Recently, I was giving a talk about getting older and a woman in the audience raised her hand and said that things were changing with the Boomers who “aren’t sitting around in housecoats any more like old people used to. They are doing interesting things.” I didn’t want to call her on this comment in front of everyone, but her words rankled me. First of all, I am an older person, older than a Boomer, and I have never sat around in a housecoat doing nothing. I worked (and still work) for a living, am active in the community, do aerobics, and take care of family members – young and old. Second, my mother who died more than 10 years ago at age 95 never hung out in a housecoat (neither did her contemporaries). She worked, had great networks of friends and relatives, was the go-to person in the family, and only stopped working in her early 70s because my dad’s health was beginning to fail. Third, the only person who I remember wearing a housecoat for any extended period of time was my mother-in-law who stayed a few winter months in Florida after spending a lifetime working in the family store. She deserved her housecoat.
The “housecoat” example came from one individual and I don’t really know how many people share this view, but the language of ageism can even come from prestigious sources that should know better. In the September 2014 edition of the AARP Bulletin, the article “Grandma Gets a Reboot: How boomer women are redefining the role” described how today’s grandmothers were defying the traditional old-lady image of wrinkles, rocking chairs, canasta, and blue-tinted rinse, and who now wear jeans. What I find disconcerting about this article is that it relies on outdated stereotypes to make its point. It also purports that it is Boomers who are making these changes. All the grandmothers I know and who are a lot older than these women are involved with their grandchildren in creative ways. And many of them even wear jeans.
Another wide-spread form of ageist language comes with the endless debates about whether to use the term “senior” or “elder”, or any other term that designates an older person. City governments, senior centers, and even individuals struggle with this. Some “senior centers” don’t include “senior” in the name of their building fearful that the horrific word will drive people away. Often individuals don’t want to admit they are “seniors.” The recently published “Living and Aging in Newton” assessment by U. Mass Boston, and sponsored by the Department of Senior Services, the Council on Aging, and the Senior Citizens Fund of Newton, found that many people didn’t identify themselves as “seniors.” I will admit that there was a time that I didn’t want to say I was a senior either. But then I realized that not using the term “senior” didn’t stop the fact that I was getting older. Trying to eliminate the term “senior” from our everyday language is a subtle, veiled form of ageism and a regrettable denial of aging. Do we really think that if we don’t use the word then all issues disappear? Wrong! Let’s face it. We have only a few words that mean “older person.” The goal shouldn’t be to ban those words from our vocabulary but to help people to accept and be proud of being a member of an esteemed group. Unless we respect ourselves as valued “seniors” others won’t value us either. It gives us and them an easy out for not thinking about and planning for reality.

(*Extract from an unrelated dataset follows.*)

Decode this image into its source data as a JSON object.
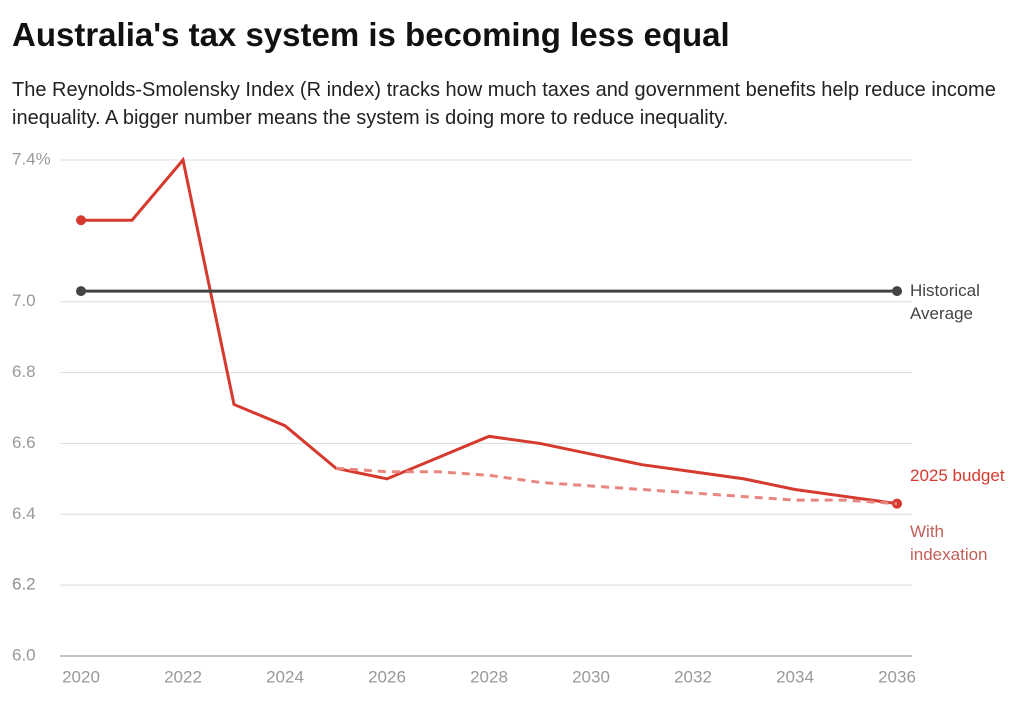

There are a number of implications in these examples. One is that somehow the people who are the pre-Boomers (actually the Silent Generation) don’t have any knowledge and experience that could be helpful to younger “seniors.” Part of that phenomenon is our fault. We are too silent. Another is that stereotypes abound and we often don’t do a reality check on their validity. Does not wearing jeans really define the characteristics of someone who is older? Of course not. Finally, I think it is time to stop the debate about whether or not to use the term “senior.” Denying that we are “seniors” by not using the word is naïve bordering on irresponsible. We are seniors, for heaven’s sake. Let’s admit it and get on with the real work of planning for the future for ourselves and for our community.